Groundbreaking parties are back and champagne glasses are clinking again on South Florida's Gold Coast. Hello to new condo towers from Miami to West Palm Beach, less than a year since one of the hardest-hit regions started showing signs of a real estate recovery.
The scene evokes the mid-2000s' bubble years, before the housing market crashed and left condo canyons of empty new buildings.
New condos are going up as developers try to lure cash-rich foreign buyers to the balmy region, especially the global hub of Miami. But a potential oversupply and financing hurdles could dampen odds that all envisioned projects will succeed.
About 60 condo towers with 10,000 units are in the pipeline on or by the coast in Miami-Dade, Broward and Palm Beach counties, says Peter Zalewski, principal of Miami consulting firm CondoVultures.

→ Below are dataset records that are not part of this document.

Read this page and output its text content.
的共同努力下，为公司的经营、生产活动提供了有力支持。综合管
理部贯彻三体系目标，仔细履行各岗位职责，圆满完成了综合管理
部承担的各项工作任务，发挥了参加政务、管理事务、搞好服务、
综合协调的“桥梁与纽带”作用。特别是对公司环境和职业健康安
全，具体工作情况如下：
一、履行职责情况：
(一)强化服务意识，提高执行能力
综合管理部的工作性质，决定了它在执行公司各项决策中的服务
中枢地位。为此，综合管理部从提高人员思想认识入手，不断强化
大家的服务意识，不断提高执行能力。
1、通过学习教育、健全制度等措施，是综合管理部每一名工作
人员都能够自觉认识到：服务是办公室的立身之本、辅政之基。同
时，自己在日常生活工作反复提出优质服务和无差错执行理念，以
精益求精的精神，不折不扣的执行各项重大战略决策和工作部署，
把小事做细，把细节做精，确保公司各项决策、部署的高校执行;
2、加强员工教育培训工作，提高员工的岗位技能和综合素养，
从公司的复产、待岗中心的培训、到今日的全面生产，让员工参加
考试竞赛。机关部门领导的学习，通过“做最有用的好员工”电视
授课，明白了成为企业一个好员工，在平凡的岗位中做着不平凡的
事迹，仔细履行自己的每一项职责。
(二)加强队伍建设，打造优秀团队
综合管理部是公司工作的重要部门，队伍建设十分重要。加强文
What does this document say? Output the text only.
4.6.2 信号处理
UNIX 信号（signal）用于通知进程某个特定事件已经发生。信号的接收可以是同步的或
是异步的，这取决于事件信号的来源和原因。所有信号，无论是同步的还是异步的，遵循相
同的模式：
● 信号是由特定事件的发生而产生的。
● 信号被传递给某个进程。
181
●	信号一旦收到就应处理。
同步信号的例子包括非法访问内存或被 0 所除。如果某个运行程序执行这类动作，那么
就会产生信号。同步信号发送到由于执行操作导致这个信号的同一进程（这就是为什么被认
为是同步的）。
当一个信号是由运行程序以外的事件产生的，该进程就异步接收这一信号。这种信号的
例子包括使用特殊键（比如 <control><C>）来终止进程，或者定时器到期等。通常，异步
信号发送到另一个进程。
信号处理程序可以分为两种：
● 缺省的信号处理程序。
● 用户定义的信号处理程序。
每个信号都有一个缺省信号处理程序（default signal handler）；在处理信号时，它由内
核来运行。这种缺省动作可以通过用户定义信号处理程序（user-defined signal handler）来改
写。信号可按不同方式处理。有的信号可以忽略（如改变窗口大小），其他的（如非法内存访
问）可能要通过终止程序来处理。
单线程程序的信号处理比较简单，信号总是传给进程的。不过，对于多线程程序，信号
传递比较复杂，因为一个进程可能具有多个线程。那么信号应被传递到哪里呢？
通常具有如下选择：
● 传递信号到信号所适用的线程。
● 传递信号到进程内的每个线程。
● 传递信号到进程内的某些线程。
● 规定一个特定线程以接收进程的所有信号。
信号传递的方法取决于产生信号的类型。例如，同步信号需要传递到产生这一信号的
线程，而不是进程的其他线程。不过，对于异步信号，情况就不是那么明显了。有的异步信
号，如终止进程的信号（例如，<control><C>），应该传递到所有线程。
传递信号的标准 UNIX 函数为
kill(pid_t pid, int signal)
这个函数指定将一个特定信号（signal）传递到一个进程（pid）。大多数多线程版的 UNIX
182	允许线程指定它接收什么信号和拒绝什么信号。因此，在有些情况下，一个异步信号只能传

Meanwhile, 3,400 units still remain unsold from the boom years of 2003 to 2006, when about 49,000 new units arrived. The rest of the inventory burned off as bargain-hungry investors paid cash for units priced so low that they were sometimes below the construction cost.
Still, "developers are really getting ahead of themselves by tripling the new condo inventory," Zalewski said. "It's crazy. Here we go again."
Miami, the area's top market, has a long history of booms and busts.
"Three come to mind since the 1970s," said Jack McCabe, CEO of McCabe Research & Consulting in Deerfield Beach, Fla. "This (last one) has been the most spectacular since the Great Depression. It was all due to speculative loans to anyone who could fog a mirror."
Different This Time
Speculators flipped properties before buildings were even built, but this time around more cash is required to reserve a unit before completion, and flipping is discouraged.
With mortgages for new condos hard to get, buyers are paying largely in cash. Most are foreign nationals, especially from South America, Russia and Canada, analysts say.
"This is a market that is being propped up by foreign buyers paying cash," McCabe said. "And Americans are unable (or unwilling) to participate because they either lack cash or they cannot qualify for a mortgage due to today's stricter lending standards."
South Florida isn't the only part of the state rising from the ashes of the housing bust. On the Gulf Coast, asking prices for single-family homes and condos in Cape Coral-Fort Myers jumped 15.9% in July from a year ago, according to real estate site Trulia, as sales lifted off lows.